Etrafına da bakındı gayri ihtiyari tedbiren. Hemen salona koştu telefonun
başında dikildi birkaç saniye ve eline aldı telefonun üstündeki oyalı tülbenti,
ahizeyi kaldırdı kulağına doğru, numarayı çevirmeye niyetlenmişti ama vazgeçti
birden ve elinden bıraktı yerine ahizeyi. Tekrar tülbenti örttü üstüne.
“Daha
çok erken, bu saatte kalkmamıştır bu çocuk, o mendebur kocası olacak çulsuz da
işe gitmiyor, bekleyeyim biraz daha” dedi sanki karşısındaki birisiyle
konuşuyormuş gibi. Etrafında döndü birkaç kez. “Off delirdim mi, ne? Başım
döndü. Otur şuraya Hüsniye, dellenme sabah sabah.” Diyerek oturuyordu ki tam
kıçı değecekken birden fırladı ayağa ve mutfağa doğru yöneldi kıvrak adımlarla.
“Akıllı
Hüsniye, kahveyi neden akıl edemedin daha önce, haydi bakalım yap şu hanım
hanımcık hanımefendiye bir acı kahve de falımıza bakalım, keyfimize de bakalım”
diyerek etrafında dönmeye başladı ritimle, dans eder gibiydi.

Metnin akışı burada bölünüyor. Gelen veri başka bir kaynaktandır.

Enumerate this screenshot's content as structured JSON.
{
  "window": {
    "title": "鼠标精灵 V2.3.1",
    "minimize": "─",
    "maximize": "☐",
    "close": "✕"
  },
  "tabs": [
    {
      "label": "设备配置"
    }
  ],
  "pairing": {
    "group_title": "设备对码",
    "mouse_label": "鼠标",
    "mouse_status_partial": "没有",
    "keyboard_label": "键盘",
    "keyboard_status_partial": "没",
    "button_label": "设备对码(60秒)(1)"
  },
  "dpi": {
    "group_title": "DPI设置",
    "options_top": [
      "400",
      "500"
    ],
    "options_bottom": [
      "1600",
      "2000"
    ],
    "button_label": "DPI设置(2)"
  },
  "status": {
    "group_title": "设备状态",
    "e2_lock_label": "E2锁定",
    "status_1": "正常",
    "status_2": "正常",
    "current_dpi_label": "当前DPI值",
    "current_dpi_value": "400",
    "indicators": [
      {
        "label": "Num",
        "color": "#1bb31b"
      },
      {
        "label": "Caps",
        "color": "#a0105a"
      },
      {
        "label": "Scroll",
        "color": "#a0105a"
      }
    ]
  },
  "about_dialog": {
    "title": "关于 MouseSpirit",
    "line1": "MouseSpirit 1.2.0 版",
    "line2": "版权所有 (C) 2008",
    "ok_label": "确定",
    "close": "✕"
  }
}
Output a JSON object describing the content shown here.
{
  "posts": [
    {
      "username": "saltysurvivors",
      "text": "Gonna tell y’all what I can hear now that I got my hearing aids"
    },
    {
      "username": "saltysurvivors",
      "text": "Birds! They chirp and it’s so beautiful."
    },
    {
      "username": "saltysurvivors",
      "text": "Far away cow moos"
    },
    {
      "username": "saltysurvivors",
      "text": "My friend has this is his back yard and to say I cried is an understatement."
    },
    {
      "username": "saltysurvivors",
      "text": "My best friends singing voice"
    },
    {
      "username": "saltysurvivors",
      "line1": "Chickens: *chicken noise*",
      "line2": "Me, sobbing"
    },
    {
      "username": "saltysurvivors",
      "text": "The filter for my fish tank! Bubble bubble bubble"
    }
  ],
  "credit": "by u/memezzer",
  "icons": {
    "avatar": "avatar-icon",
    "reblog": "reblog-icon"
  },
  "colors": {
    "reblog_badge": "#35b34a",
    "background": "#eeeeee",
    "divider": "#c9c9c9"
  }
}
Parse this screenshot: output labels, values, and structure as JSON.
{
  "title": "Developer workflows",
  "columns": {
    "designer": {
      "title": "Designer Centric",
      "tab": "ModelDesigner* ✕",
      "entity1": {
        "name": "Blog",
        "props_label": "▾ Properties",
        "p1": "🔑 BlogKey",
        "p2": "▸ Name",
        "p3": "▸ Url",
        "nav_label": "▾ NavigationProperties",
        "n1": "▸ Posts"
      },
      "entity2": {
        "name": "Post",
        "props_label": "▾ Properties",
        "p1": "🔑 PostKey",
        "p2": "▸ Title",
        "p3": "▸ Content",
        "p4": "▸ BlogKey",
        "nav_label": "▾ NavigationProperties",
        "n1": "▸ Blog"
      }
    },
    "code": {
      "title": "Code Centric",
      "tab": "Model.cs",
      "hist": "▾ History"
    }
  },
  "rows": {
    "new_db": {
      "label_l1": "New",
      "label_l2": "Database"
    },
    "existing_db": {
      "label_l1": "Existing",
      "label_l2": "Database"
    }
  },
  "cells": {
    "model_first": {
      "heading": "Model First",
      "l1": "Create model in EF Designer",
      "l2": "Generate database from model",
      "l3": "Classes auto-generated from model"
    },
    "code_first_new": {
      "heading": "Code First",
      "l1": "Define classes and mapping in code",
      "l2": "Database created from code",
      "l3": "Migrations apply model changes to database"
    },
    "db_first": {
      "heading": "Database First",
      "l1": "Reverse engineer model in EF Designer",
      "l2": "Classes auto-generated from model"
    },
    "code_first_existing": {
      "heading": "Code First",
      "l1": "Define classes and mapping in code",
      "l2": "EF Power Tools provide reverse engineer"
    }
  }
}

Kahvesini koydu
fincanına ve eline alarak yavaş yavaş salona doğru yürüdü.
Pencerenin
açık olduğunu gören arkadaki yolun karşısında oturan komşusu Hava işe gidiyordu
acele acele, yaklaştı pencereye, “Huu komşu gıız, nerelerdesin?” diyerek cama
vurdu tırnaklarıyla. Elinde kahveyle içeri girerken gördü Hüsniye Hava’yı. “Gel
kııız, nereye sabah sabah, kahve iç de git nereye gideceksen!” dedi Hava’ya
eliyle gel işareti yaparak. “Bak ne güzel de köpüklü yaptım” diyerek sehpanın
üzerine koyduğu fincanı işaret etti. “Senin haberin yok tabii, kız ben işe
başladım yeni; işe gidiyorum geç kalmayayım daha ilk günlerden. Sonra içerim
kahveni alacağım olsun. Hadi bayyy.” Diyerek hızlıca yürümeye başladı iniş
aşağı taş döşeli yoldan.
Hüsniye
şaşırdı işe başladığını duyunca ve kalkıp yerinden pencereye gitti birden, açık
pencereden başını uzattı dışarıya izlemeye başladı havayı. Etrafına bakındı
önce, yukarıya aşağıya da baktı kimse var mı komşulardan görünürde diye. “Nasıl
da sallıyor koca kıçını, koca arıyor koca, bu sefer bulur kesin çalıştığı
yerde” dedi fısıldar gibi yanındaki birisine.
Hava’nın
kocası kötü hastalıktan öleli epeyce olmuştu. Yıllardır yalnız yaşar kocasından
kalan o köhne evde. “Kimseleri beğendiremedik bu zilliye de bu zamana kadar,
var elbet birisi ki kimseye de pas vermiyor, söz de düşürmüyor. Görürsün sen
Hava zillisi, ben de senin ipliğini pazara çıkarmazsam alacağın olsun.” Diyerek
bakındı tekrar etrafına ve gözden kayboluncaya kadar Hava’yı takip etti
gözleriyle. Gözden kaybolunca Hava gelip oturdu kahvesinin başına. Bir yudum
aldı yavaş yavaş, kahvesinden ve geriye bıraktı fincanı tekrar; yaslandı
arkasına. “Oh be! Ne de rahatmış bu koltuk böyle, yıllardır fark etmemişim hiç.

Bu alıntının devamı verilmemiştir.